Germany Report

   
 

Conclusions

 
For all those who envision tight leadership and clear decision-making structures as key factors behind successful political coherence, the conditions prevailing in Germany must seem like a nightmare. For one thing, there are multiple players and the chancellor, despite being the primus inter pares, must convince rather than command his or her team. On top of that, political processes are protracted, are based on consensus, and end in compromises that often (though not always) do less to achieve the stated goals than to satisfy party and power preferences or even personal vanities.
 
In the absence of an outright national foreign and security strategy that would establish a fundamental and goal-oriented framework for action, Germany’s networked approach still seems to be more about establishing ‘an equal footing’ or ‘a level playing field’ among relevant ministries.

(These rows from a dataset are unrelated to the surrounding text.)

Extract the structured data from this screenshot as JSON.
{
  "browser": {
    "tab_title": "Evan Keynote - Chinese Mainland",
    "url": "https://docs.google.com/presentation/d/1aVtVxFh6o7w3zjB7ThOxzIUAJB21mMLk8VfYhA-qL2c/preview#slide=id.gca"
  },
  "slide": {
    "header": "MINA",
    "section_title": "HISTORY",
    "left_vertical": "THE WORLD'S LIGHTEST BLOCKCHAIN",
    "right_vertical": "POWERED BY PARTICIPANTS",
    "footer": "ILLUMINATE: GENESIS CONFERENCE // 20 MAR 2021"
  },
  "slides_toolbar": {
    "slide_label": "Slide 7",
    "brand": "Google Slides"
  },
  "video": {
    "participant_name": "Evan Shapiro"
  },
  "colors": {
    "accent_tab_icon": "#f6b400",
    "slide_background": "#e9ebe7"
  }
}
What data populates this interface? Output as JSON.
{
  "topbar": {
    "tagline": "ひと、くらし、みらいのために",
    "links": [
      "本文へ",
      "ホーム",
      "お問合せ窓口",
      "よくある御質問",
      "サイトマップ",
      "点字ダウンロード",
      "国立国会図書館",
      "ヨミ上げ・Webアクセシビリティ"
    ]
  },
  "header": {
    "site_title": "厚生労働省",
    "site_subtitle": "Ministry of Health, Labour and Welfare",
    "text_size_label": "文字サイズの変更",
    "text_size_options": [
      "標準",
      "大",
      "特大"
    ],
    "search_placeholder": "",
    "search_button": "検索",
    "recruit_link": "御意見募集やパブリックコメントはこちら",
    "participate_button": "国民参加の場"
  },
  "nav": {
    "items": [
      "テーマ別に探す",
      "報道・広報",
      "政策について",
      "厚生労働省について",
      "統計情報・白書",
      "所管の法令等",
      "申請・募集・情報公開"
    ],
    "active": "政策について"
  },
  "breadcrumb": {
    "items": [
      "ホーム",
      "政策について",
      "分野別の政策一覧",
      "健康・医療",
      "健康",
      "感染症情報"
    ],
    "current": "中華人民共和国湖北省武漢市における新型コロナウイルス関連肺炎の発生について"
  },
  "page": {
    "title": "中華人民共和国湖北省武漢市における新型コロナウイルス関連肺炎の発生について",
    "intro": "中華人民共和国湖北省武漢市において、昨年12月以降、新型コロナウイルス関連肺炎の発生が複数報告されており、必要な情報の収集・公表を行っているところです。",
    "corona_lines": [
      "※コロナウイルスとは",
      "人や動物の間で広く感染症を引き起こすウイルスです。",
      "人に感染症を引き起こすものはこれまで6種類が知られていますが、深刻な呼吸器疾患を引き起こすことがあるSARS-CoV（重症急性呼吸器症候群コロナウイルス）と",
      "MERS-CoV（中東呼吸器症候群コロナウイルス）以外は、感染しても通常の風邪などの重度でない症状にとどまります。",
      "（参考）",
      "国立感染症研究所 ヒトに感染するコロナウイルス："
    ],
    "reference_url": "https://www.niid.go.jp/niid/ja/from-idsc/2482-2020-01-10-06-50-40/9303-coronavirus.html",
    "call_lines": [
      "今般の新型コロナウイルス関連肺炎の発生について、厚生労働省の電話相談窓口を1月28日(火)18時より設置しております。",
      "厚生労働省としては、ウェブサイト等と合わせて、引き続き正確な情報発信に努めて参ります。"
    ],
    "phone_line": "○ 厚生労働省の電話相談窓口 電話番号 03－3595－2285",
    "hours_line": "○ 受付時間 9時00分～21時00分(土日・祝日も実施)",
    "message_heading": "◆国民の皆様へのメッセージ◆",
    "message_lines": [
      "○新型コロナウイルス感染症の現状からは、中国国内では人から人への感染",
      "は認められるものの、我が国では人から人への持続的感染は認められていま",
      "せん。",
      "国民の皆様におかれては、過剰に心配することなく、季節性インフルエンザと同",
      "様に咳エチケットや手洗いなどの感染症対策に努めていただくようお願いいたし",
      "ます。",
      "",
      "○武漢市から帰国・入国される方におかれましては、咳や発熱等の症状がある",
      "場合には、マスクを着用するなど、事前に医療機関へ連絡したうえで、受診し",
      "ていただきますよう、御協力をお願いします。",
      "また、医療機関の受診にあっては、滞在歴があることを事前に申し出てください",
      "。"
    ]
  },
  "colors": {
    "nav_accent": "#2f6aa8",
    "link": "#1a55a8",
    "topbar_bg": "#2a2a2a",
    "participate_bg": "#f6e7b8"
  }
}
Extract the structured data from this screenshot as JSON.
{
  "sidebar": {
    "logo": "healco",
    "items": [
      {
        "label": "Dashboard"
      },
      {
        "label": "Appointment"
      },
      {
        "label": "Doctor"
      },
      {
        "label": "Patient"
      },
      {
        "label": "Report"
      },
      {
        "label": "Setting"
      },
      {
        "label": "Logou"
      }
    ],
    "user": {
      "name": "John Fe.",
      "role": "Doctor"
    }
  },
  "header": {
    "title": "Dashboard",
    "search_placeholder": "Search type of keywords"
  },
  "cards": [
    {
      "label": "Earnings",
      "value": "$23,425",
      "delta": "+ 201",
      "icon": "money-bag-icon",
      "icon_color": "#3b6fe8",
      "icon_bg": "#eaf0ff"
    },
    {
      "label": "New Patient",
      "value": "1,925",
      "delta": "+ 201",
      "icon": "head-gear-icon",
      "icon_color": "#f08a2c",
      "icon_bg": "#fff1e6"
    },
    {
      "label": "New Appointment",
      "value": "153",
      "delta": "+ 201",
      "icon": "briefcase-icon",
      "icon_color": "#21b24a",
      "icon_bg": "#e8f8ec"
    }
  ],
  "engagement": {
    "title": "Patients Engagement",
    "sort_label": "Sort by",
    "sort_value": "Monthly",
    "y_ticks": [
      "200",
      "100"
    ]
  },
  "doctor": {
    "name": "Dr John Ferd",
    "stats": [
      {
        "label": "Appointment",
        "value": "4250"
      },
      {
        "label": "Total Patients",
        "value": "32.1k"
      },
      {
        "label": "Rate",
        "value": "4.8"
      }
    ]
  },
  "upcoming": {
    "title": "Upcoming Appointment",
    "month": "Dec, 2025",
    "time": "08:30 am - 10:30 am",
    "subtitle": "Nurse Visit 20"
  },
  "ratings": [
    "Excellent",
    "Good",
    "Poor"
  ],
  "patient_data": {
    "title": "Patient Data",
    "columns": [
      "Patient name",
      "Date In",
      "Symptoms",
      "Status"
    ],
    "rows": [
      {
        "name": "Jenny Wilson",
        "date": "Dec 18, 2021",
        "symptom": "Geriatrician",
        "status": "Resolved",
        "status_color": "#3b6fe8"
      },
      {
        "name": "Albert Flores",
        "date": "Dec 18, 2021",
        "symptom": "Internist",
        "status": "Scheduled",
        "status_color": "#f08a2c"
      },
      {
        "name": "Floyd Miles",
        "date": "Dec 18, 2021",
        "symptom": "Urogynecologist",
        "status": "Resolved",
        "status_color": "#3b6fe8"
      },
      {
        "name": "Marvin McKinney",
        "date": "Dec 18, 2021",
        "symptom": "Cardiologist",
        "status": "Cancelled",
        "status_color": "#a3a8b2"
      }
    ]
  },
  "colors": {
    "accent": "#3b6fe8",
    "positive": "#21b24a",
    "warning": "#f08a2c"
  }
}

A case in point is the fact that there are three key documents in the field of crisis and conflict management in external affairs, each of which seems to highlight the specific responsibilities and ambitions of one of the three key players: the foreign (AA), defence (BMVg) or economic cooperation and development (BMZ) ministries.
 
During the drafting phase of the guidelines on preventing crises, revolving conflicts and building peace (Federal Government of Germany 2017), it became apparent just how much the three leading ministries were still demarcating and asserting their competences and decision-making sovereignty in relation to each other while struggling for recognition and leadership in the process. The BMZ, in particular, but also the BMVg contested the AA’s tight grip on coordination among the three bodies. Indeed, both the BMZ and the BMVg saw their contribution to international crisis management as being just as relevant as that of the AA given that the BMZ was implementing the majority of projects on the ground and the BMVg was guaranteeing a secure environment for such efforts. Even the title of the guidelines was long contested. In fact, to ultimately break the logjam, it was made longer so that every ministry could find itself represented, and the word “civil” was deleted so as not to implicitly indicate the absence of the military arm. After all, seeing that the term ‘networked security’ had already been dropped in favour of the more civilian-sounding ‘networked approach’, inserting ‘civil’ would have constituted the second affront to the BMVg.
 
Despite the ever-growing consensus in Germany that a well-functioning networked approach to crisis and conflict is required, it has yet to be seen to what degree the interministerial coordination bodies – whether reinforced or newly established by the 2017 guidelines – will ultimately succeed in meeting their goals. However, doubts about this success are raised by the fact that the actual day-to-day operational work related to managing external crises and conflicts is primarily carried out outside the newly established framework. Furthermore, the guidelines cannot obscure the fact that their focus is predominately on the civilian side of crisis and conflict management and does not cover the entire conflict cycle. This is in line with Germany’s previous involvements in EU-, UN- and NATO-led missions. With the exceptions of the Kosovo and Afghanistan missions, Germany’s contributions have predominantly been humanitarian or limited to advisory or support roles, such as monitoring, transport, training or surveillance via air or ship. In all these cases, fewer than 100 civil or military staff were seconded.
 
These days, however, Germany’s engagement is particularly focused on supporting reforms in the military- and civil-security sectors, as is shown by the support it is providing to the ongoing EUTM missions in Mali and Somalia and to the EUAM Ukraine. It can be assumed that Germany will maintain this level of commitment, particularly in the Sahel region, and is prepared to be similarly engaged in the Middle East, as well, should the course be set for ending the wars in Syria or Yemen. What would come as a real surprise (and would constitute a genuine paradigm shift) is if Germany were to take on the risks associated with leadership within the EU, NATO or the UN as well as to engage in peace-enforcing missions. As long as this is not the case, it must be said that Germany is failing to live up to the ambitions it set forth in the 2006 and 2016 white papers on security policy as well as underlined in many official speeches. Instead, the non-holistic nature of its approach shows once again how much the Nazi past still affects today’s policymaking. Indeed, despite all the new rhetoric to the contrary, Germany has so far failed to answer the question – and back it up with deeds – of what it means to assume more responsibility in an increasingly crisis-ridden world. Accordingly, the frustration among its partners – not only in the EU and NATO, but also in the UN – is unlikely to vanish anytime soon.